妹尾 仁嗣 氏(産業技術総合研究所 強相関電子技術センター)
「乱れたスピンパイエルス系におけるリエントラント的挙動と巨大応答」
乱れたスピンパイエルス(SP)系におけるSP 状態と反強磁性(AF)状態の競合問題に対して、スピン格子相互作用を含めた擬1次元スピン1/2 ハイゼンベルグモデルに数値的転送行列法を適用し、有限温度の性質を理論的に調べた。格子ゆがみおよびスピンモーメントの期待値をセルフ・コンシステントに決定し、鎖間交換相互作用の値を変化させたときの相図を描いた。
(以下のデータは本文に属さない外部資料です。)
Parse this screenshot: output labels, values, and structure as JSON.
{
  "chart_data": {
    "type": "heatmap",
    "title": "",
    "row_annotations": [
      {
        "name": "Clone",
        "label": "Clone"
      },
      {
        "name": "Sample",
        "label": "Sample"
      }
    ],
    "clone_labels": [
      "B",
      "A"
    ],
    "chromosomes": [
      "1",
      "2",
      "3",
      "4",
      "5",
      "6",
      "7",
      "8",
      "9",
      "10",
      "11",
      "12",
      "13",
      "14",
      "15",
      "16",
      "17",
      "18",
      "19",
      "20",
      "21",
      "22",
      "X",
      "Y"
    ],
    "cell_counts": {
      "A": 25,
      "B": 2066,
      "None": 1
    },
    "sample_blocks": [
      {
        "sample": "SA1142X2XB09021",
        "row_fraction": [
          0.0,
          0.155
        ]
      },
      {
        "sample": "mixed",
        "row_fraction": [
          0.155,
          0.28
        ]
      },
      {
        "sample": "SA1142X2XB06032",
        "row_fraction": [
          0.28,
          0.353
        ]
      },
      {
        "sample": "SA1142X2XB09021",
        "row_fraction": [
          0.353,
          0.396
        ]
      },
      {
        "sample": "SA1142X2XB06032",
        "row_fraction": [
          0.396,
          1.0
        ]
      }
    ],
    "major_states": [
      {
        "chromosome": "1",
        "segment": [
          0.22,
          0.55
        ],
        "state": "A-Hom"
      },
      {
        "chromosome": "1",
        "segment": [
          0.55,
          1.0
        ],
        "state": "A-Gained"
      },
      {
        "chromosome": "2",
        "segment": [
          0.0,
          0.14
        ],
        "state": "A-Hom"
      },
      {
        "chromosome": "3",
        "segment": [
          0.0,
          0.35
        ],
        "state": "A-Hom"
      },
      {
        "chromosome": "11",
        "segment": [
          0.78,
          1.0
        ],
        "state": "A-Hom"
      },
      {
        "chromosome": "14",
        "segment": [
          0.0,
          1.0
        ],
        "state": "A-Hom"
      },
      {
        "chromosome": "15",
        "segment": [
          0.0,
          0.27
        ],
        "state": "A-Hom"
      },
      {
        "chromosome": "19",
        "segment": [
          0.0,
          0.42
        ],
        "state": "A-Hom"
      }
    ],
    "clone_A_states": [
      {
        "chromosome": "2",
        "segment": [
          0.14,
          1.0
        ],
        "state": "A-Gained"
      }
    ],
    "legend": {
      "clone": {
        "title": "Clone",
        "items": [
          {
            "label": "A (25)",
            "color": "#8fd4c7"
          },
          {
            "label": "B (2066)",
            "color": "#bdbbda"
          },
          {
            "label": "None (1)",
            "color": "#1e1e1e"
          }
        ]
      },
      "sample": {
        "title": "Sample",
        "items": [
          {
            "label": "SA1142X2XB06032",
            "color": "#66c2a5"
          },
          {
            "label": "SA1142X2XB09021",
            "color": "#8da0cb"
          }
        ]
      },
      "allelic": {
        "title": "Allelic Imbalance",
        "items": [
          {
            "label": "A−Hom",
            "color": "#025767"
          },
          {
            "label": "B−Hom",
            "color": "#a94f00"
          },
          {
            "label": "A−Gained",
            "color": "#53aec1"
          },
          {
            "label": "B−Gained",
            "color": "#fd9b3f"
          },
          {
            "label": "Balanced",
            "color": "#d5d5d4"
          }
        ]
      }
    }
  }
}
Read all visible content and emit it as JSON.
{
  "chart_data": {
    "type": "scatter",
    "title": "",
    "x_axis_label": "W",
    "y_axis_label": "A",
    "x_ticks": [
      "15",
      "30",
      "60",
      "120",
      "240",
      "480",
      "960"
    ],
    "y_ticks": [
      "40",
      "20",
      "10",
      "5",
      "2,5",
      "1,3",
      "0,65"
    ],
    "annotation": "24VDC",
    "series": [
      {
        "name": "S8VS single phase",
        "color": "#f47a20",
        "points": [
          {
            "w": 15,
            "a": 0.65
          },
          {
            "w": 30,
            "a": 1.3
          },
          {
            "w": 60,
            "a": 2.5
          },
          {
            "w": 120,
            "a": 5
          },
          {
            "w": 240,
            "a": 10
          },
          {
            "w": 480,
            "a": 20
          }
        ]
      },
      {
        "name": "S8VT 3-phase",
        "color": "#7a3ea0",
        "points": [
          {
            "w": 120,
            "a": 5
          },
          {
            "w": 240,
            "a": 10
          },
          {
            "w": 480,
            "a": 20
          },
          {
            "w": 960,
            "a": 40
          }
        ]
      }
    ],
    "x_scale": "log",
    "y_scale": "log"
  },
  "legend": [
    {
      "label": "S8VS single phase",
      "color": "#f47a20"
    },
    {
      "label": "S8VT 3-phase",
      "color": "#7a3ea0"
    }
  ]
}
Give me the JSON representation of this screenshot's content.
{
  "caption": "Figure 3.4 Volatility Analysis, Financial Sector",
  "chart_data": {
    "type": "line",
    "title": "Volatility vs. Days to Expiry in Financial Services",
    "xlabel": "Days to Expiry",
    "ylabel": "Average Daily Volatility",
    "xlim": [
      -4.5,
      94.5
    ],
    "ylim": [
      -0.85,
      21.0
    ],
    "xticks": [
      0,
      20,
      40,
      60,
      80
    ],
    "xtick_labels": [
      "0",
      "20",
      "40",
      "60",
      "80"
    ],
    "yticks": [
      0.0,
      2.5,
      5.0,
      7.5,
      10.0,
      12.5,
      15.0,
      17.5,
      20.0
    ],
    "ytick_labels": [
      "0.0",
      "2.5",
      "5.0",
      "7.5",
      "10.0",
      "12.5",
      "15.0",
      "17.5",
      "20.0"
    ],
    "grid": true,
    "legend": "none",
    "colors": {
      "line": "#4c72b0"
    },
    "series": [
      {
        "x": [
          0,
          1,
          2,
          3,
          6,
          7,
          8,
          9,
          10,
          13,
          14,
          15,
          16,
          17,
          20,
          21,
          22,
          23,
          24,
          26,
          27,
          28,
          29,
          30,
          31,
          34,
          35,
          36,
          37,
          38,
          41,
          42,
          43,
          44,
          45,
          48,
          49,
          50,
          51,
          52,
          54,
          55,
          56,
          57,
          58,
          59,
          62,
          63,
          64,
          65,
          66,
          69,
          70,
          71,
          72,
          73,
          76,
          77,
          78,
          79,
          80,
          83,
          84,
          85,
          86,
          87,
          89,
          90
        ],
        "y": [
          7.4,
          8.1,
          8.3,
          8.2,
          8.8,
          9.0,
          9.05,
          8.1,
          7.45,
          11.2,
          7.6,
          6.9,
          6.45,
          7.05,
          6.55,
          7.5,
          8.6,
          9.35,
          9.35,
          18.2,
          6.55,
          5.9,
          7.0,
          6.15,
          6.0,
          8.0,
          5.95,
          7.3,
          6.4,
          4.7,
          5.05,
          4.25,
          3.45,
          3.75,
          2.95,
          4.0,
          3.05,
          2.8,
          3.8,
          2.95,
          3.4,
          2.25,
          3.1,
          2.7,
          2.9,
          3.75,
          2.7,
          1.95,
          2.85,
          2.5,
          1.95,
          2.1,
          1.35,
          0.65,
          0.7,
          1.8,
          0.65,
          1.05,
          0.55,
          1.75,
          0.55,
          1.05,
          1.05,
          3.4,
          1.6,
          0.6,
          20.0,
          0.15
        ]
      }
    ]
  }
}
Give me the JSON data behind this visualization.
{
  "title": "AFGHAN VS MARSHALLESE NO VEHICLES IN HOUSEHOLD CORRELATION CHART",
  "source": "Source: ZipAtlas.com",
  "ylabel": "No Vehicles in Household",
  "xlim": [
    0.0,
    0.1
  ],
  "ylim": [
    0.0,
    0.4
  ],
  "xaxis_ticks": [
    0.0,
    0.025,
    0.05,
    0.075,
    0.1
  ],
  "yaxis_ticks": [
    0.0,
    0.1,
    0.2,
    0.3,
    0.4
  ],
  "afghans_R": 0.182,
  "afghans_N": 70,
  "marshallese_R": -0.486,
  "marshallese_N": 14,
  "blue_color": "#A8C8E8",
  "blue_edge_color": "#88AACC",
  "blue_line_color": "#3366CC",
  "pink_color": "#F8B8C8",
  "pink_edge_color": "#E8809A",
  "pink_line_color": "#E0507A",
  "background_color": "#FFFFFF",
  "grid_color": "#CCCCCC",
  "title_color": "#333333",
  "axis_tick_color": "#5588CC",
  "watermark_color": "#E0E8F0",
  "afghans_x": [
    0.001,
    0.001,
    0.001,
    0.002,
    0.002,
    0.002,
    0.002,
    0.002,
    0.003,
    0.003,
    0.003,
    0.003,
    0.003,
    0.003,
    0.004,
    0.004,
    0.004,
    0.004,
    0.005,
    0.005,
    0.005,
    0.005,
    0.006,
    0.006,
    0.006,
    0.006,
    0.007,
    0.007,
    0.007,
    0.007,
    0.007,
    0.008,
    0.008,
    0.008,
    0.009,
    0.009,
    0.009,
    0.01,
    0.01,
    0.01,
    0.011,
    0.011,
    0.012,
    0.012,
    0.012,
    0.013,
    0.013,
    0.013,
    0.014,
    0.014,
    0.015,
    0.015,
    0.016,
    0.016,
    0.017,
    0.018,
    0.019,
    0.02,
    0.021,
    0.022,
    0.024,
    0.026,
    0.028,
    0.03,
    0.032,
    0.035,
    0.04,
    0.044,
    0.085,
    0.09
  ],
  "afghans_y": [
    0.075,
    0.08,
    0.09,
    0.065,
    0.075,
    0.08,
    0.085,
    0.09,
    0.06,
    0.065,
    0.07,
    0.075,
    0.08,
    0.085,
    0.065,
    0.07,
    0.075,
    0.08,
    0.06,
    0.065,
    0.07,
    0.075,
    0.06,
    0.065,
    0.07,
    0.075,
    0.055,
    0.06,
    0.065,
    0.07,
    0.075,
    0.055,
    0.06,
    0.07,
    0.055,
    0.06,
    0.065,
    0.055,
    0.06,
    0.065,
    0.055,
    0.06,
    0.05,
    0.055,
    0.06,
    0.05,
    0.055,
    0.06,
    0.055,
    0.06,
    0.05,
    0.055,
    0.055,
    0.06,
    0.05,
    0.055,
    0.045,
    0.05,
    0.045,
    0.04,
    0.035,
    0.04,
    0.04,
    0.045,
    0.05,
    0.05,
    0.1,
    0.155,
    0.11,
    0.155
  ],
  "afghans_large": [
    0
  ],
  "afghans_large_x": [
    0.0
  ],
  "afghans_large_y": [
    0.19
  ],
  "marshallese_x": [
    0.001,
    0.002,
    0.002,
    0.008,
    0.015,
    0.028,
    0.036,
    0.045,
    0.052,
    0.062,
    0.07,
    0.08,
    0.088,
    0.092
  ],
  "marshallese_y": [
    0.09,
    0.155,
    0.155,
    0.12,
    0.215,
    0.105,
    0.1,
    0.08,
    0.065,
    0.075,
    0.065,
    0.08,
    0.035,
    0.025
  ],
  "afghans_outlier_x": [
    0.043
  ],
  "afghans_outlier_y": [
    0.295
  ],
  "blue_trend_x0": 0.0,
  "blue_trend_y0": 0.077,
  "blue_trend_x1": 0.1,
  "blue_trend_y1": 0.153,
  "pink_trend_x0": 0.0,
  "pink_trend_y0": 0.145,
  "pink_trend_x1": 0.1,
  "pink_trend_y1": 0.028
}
その結果、ドープされたCuGeO3 での実験および以前の基底状態における理論研究の結果と同様に、不純物がない場合の二相の境界近くのSP相は、不純物の導入によりAF相が替わって安定化する。さらに、このように不純物誘起のAF相より高温で、空間変調したAFモーメントとSP 格子ゆがみが共存した状態が、さらに高温では空間変調したSP格子ゆがみのみが存在する状態が実現することがわかった。これはドープされたCuGeO3 において実験的に見つかっているSP格子ゆがみのリエントラント的な挙動を説明する。さらに、交替磁場を加えるとAFが強く安定化され、リエントラント的な振舞いを見せていたSP格子ゆがみは急激に抑制される。このような微小な摂動により大きな変化を見せる「巨大応答」と、ペロブスカイト型マンガン酸化物における巨大磁気抵抗との類似も議論する。